Est-il facile de générer un UUID
À première vue, générer un UUID peut sembler simple — après tout, c'est juste une chaîne alphanumérique à l'apparence aléatoire. Mais essayez d’en écrire un vous-même avec un stylo et du papier. Vous pouvez noter 36 caractères, bien sûr, mais si vous répétez l'exercice des milliers de fois, des motifs clairs apparaîtront. Vous favorisez peut-être certains chiffres comme le 3 ou le 8, et utilisez rarement des lettres comme x. Un ordinateur peut détecter ces biais instantanément. Un pirate mal intentionné pourrait analyser vos habitudes et réduire votre chaîne secrète “aléatoire” en une journée. Ensuite, que faire si vous vous tournez également vers un ordinateur et appelez rand(), la fonction aléatoire classique, pour générer chaque chiffre. C'est mieux — mais pas suffisant. De nombreux générateurs de nombres "aléatoires" dans les environnements de programmation courants sont pseudorandom, c'est-à-dire qu'ils suivent une séquence mathématique prévisible à partir d'une graine interne, qui est généralement basée sur l'heure du système.

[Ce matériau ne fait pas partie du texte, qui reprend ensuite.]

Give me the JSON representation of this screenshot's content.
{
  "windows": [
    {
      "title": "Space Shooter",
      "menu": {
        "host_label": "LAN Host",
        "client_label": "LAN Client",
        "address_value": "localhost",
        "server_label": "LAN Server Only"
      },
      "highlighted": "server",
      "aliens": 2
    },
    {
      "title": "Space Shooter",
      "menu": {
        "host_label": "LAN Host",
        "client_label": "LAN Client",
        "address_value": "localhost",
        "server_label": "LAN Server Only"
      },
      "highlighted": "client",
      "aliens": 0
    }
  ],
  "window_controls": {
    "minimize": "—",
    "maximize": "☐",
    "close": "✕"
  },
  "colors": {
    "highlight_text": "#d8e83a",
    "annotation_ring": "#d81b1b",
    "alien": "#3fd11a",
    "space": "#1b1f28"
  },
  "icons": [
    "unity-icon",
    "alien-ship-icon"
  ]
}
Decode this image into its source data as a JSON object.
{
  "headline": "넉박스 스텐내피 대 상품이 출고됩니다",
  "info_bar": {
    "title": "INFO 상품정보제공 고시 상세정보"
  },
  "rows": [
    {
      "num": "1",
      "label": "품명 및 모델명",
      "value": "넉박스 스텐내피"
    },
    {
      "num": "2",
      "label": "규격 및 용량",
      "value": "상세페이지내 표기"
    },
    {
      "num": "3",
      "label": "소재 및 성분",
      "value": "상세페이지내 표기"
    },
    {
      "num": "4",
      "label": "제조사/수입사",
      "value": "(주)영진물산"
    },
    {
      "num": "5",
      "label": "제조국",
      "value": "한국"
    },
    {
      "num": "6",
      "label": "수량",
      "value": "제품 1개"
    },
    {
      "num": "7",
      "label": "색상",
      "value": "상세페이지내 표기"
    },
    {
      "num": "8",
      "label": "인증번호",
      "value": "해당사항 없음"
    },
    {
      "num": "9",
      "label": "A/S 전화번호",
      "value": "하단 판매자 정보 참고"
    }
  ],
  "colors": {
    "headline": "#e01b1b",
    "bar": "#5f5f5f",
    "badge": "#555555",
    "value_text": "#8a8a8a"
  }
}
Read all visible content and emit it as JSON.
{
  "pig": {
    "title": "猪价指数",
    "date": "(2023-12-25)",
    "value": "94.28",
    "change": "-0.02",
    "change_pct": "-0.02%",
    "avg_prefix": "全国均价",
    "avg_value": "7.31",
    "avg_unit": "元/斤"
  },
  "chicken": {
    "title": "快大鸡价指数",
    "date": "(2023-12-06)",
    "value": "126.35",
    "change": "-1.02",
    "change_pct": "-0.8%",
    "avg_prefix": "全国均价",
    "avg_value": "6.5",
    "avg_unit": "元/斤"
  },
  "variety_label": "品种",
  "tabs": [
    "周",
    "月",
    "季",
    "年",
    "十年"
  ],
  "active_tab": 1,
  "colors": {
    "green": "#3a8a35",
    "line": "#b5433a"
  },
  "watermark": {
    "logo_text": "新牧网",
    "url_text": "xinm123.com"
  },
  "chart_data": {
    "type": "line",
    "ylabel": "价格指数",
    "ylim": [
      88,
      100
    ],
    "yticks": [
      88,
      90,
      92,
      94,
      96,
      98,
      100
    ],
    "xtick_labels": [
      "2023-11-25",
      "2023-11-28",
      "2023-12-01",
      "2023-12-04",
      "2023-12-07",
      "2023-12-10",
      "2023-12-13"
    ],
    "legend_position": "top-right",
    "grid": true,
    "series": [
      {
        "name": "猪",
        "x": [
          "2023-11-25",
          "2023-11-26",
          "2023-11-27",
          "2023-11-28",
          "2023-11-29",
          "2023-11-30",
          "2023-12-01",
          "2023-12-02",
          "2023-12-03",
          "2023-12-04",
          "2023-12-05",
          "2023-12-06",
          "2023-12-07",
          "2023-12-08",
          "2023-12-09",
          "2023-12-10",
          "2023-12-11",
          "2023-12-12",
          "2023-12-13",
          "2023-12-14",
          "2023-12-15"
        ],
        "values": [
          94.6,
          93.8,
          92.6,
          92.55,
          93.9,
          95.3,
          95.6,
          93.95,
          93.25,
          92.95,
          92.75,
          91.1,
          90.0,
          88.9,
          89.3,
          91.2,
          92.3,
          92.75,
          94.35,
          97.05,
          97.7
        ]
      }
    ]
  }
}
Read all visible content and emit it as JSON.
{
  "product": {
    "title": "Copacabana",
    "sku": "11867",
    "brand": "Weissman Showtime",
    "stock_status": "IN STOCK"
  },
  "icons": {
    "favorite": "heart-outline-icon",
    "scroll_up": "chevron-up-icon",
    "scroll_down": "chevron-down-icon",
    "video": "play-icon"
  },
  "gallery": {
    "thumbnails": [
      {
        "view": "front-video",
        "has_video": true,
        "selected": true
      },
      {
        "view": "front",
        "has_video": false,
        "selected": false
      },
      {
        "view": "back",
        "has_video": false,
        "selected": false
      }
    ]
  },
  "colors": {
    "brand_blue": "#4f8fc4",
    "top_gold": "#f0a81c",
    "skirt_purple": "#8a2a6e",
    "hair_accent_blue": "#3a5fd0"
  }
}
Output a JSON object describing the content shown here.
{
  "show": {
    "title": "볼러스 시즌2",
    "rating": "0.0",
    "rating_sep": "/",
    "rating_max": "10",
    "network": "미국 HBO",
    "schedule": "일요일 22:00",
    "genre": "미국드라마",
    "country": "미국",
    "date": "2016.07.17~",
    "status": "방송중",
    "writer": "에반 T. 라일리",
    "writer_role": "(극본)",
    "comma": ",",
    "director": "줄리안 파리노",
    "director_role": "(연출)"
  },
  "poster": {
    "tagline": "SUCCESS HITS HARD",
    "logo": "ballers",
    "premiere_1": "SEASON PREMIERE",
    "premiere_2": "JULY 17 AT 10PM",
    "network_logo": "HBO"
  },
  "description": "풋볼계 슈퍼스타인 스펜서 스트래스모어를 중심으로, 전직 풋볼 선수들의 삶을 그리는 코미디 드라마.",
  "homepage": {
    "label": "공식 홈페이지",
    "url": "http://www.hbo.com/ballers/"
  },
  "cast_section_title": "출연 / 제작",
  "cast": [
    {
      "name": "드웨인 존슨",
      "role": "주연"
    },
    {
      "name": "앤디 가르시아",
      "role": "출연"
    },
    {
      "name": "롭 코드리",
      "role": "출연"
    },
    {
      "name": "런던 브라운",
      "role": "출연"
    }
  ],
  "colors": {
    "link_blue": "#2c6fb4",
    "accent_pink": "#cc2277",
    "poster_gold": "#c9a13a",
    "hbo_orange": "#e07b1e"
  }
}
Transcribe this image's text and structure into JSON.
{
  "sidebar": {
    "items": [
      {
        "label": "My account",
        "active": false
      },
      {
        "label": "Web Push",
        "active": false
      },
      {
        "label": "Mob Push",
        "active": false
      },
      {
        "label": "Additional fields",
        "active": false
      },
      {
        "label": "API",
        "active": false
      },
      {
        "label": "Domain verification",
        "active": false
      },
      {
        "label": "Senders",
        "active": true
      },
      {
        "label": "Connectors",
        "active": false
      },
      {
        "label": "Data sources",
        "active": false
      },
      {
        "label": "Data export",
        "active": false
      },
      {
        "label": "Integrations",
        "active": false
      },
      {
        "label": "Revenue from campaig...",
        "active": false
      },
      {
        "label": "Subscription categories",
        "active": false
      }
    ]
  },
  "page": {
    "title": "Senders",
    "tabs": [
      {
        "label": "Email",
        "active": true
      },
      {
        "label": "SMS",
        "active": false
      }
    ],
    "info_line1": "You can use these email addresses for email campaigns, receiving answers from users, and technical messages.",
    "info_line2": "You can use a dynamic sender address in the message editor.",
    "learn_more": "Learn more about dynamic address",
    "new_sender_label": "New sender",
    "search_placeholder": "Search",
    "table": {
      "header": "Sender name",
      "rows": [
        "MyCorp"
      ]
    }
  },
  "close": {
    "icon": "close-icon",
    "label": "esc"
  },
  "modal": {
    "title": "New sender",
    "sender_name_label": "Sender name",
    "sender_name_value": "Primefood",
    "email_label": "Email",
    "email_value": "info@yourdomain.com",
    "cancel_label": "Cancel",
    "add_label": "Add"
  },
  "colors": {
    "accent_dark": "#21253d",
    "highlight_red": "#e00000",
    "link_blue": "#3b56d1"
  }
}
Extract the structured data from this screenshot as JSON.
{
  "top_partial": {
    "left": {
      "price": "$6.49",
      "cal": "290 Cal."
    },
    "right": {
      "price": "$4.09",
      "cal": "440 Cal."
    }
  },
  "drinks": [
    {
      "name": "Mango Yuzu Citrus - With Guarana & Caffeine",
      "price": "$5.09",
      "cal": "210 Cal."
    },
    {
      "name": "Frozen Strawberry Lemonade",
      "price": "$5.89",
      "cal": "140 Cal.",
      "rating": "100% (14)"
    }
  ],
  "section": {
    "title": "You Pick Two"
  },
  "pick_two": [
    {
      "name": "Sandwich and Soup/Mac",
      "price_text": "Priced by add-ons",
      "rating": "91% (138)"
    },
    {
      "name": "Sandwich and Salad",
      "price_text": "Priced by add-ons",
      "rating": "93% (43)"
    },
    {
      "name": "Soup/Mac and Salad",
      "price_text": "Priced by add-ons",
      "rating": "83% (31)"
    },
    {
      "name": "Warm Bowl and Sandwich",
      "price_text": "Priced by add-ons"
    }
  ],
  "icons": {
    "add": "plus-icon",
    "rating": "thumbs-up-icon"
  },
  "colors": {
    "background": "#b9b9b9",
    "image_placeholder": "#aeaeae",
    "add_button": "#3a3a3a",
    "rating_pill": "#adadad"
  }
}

Si quelqu'un découvre ou devine cette graine, il peut reproduire chaque valeur que votre générateur a jamais produite.
À quel point un UUID est-il parfaitement aléatoire
Une véritable aléatoire n’existe pas vraiment — tout comme un dé parfait n'existe pas, ou un lancer de dé parfaitement aléatoire n'existe pas. Tout processus physique ou numérique suit certaines règles sous-jacentes. Pourtant, les mathématiciens et ingénieurs ont passé des décennies à concevoir des algorithmes qui se rapprochent le plus possible de la véritable aléatoire. Quand Splync crée un nouvel UUID version 4, il ne se contente pas de “choisir des chiffres au hasard” comme si on lançait des dés. Il demande au système d'exploitation des traces infimes d'imprévisibilité — par exemple, le moment précis où votre CPU termine une tâche, le faible bruit électrique à l'intérieur du matériel ou les fluctuations de temps en tâche de fond dans la mémoire. Ces fragments d'entropie sont collectés et mélangés en 128 bits de données — une longue séquence de uns et de zéros. Le résultat est un code pratiquement impossible à deviner ou à reproduire pour les utilisateurs de l'application ou les potentiels attaquants malveillants.
Approche des doubles identifiants de Splync
Splync utilise des UUID pour les identifiants sensibles tels que les ID utilisateur et les ID de projet, car ils sont extrêmement aléatoires et sécurisés. En même temps, à l'intérieur de son serveur, Splync convertit ces UUID en entiers auto-incrémentés pour des recherches et analyses plus rapides sur de grands ensembles de données. Cette approche des doubles identifiants établit un équilibre entre sécurité et commodité — la confidentialité externe avec la performance interne. L'objectif de Splync est d'être une application de suivi de budget sans stress, simple et sécurisée. Derrière l'UI visible, nous continuons à affiner notre architecture pour garder les choses fluides, sûres et discrètement intelligentes.